Será que o aplicativo do Facebook vai evoluir para se tornar um WeChat? “Acredito que eles gostariam de seguir o caminho do WeChat”, diz Laban.
Aos poucos, o popular aplicativo de mensagens vai criando recursos para negócios. A sua versão Business, por exemplo, permite a criação de catálogos virtuais, com informações de produtos e serviços oferecidos pela empresa. O Facebook também tornou pública a API do WhatsApp para que possa se integrar melhor com grandes empresas.
Mas há indícios que o Facebook possa ter planos maiores para o WhatsApp.

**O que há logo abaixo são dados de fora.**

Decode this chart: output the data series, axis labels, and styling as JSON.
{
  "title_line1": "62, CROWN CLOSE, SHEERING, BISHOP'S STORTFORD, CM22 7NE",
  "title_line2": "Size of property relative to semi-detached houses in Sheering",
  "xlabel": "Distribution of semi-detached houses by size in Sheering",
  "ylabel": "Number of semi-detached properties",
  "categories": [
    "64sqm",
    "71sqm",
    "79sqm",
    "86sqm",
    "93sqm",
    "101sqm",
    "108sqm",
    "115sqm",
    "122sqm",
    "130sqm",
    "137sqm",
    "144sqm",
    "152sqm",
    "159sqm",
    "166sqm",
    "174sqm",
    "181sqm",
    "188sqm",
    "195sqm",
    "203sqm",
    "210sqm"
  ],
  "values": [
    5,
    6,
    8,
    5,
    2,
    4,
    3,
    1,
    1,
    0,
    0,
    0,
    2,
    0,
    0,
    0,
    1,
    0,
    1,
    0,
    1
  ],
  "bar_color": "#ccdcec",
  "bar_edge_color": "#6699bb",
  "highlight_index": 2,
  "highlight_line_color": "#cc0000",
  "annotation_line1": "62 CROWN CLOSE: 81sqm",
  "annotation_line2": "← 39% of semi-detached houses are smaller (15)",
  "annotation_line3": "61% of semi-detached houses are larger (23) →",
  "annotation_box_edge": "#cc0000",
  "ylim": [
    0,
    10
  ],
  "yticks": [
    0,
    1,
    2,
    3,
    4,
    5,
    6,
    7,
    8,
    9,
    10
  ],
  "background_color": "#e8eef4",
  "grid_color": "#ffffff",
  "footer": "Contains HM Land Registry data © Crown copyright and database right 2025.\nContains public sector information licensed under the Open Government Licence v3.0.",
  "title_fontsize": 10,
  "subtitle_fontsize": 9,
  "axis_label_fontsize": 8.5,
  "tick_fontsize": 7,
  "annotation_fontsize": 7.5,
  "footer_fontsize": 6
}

Em abril deste ano, Mark Zuckerberg, fundador da rede social, investiu US$ 5,7 bilhões para assumir uma participação de pouco menos de 10% na unidade digital do grupo indiano Reliance Industries.
O acordo envolve a Jio Platforms, que leva lojas físicas para o mundo online, e o plano é trabalhar em conjunto com o WhatsApp, que tem 400 milhões de usuários na Índia, para conectar pequenos comerciantes e seus clientes.
“No futuro próximo, a JioMart e o WhatsApp vão conectar 30 milhões de pequenas mercearias por meio de transações digitais com cada cliente que possuem em seus bairros”, disse Mukesh Ambani, presidente da Reliance e homem mais rico da Ásia, com uma fortuna estimada em US$ 54,8 bilhões.
Os testes já estão acontecendo em algumas localidades da Índia, mas não está claro ainda como será a remuneração do WhatsApp. Até agora, o aplicativo praticamente não gera receita e é sustentado pelo Facebook, que faturou US$ 70,7 bilhões e lucrou US$ 18,5 bilhões em 2019.
No passado, o Facebook estudou acrescentar publicidade nas mensagens do WhatsApp. Mas até agora não avançou com esse plano. E, ao que tudo indica, tirou o pé dessa iniciativa depois que autoridades antitruste nos EUA e na Europa começaram a investigar a companhia na esteira de diversos escândalos de publicidade.
Quando comprou o WhatsApp, em 2014, o Facebook pagou caro por uma operação que não tinha nenhuma fonte de renda. Pior: na mesa de um dos fundadores, o ucraniano Jan Koum, que já deixou a empresa, havia uma nota escrita à mão, que era considerada uma declaração de princípios: “Sem publicidade! Sem jogos! Sem truques!” Até quando?